New Monthly Series: Integrative Medicine Grand Rounds
A new monthly series hosted by the Osher Center for Integrative Medicine is bringing practitioners together from different disciplines to discuss how they treat patients using both alternative and traditional medical practices.
Since March, practitioners from across BWH, Harvard Medical School (HMS) and the greater Boston area have presented a different clinical case during the Osher Center’s Integrative Medicine Grand Rounds series, held in Bornstein Amphitheater. Presenters walk attendees through the roles that conventional and integrative medical modalities play in helping to treat a patient’s condition.

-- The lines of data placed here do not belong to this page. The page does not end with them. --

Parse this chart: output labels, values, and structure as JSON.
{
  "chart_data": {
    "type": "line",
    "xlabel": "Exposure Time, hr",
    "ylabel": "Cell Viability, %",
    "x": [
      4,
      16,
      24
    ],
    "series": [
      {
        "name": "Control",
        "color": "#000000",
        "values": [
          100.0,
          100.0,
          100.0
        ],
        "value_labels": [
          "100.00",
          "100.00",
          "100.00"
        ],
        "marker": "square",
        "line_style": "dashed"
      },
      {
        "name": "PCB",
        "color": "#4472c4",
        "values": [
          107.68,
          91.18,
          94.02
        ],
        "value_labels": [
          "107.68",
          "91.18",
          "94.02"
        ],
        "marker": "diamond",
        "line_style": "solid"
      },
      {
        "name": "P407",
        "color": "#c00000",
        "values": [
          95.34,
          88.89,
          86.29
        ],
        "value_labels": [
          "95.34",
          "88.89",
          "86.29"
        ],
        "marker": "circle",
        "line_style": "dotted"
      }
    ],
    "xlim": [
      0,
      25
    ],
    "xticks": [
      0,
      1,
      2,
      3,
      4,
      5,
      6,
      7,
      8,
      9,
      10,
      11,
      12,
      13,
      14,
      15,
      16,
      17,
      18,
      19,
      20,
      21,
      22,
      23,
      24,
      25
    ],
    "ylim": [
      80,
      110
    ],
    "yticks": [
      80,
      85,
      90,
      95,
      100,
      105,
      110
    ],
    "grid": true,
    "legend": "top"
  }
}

Many cases demonstrate the role of mind-body medicine and how emotional, mental, social and spiritual factors can influence physical health.
The center is a collaboration between BWH and HMS that seeks to enhance human health, resilience and quality of life.
“We want practitioners across different disciplines to communicate, and that’s why we created a forum where these conversations can be held,” said Helene Langevin, MD, director of the Osher Center. “One of our goals is to really engage the audience in our discussions.”
The first grand rounds session featured a case involving a patient with severe back pain and sciatica—a pain that originates along the sciatic nerve, which extends from the back of the pelvis down the back of the thigh. The patient’s chiropractor, Matthew Kowalski, DC, of the Osher Center, and neurosurgeon John Chi, MD, MPH, of the BWH Department of Neurosurgery, spoke about how integrative therapies, including acupuncture, yoga-based massage and movement-based therapy, resulted in rapid improvement and full functional restoration for the patient after a month.
Another major goal of the series is to invite experts from integrative medicine centers around greater Boston to speak and educate their colleagues and others about their patient cases.
Last month, practitioners from the Crohn’s and Colitis Center at BWH and the Benson-Henry Institute for Mind Body Medicine at MGH spoke about a male patient suffering from Crohn’s disease and how he relied on mind-body medicine to manage his condition.
Together, Langevin and Darshan Mehta, MD, MPH, medical director at the Benson-Henry Institute at MGH and associate director of education at the Osher Center, organized the series as a way to raise awareness of how integrative medicine in clinical care is helping patients get better.
Mehta said it has been wonderful to see people from various departments and specialties attend the sessions and think critically about the benefits of mind-body medicine.
“There are very few settings in which you can hear providers from conventional medicine as well as complementary and alternative medicine talk to each other about patient cases,” Mehta said.
Donald Levy, MD, medical director of the Osher Clinical Center, located at 850 Boylston St. in Chestnut Hill, said he’s pleased with how the sessions have been going so far. He believes using multidisciplinary approaches to treat patients is the future of medicine.
“Good medicine requires cooperation,” he said. “Having a health care team come together from different areas and talk through a patient’s case with one another is the healthiest kind of medicine.”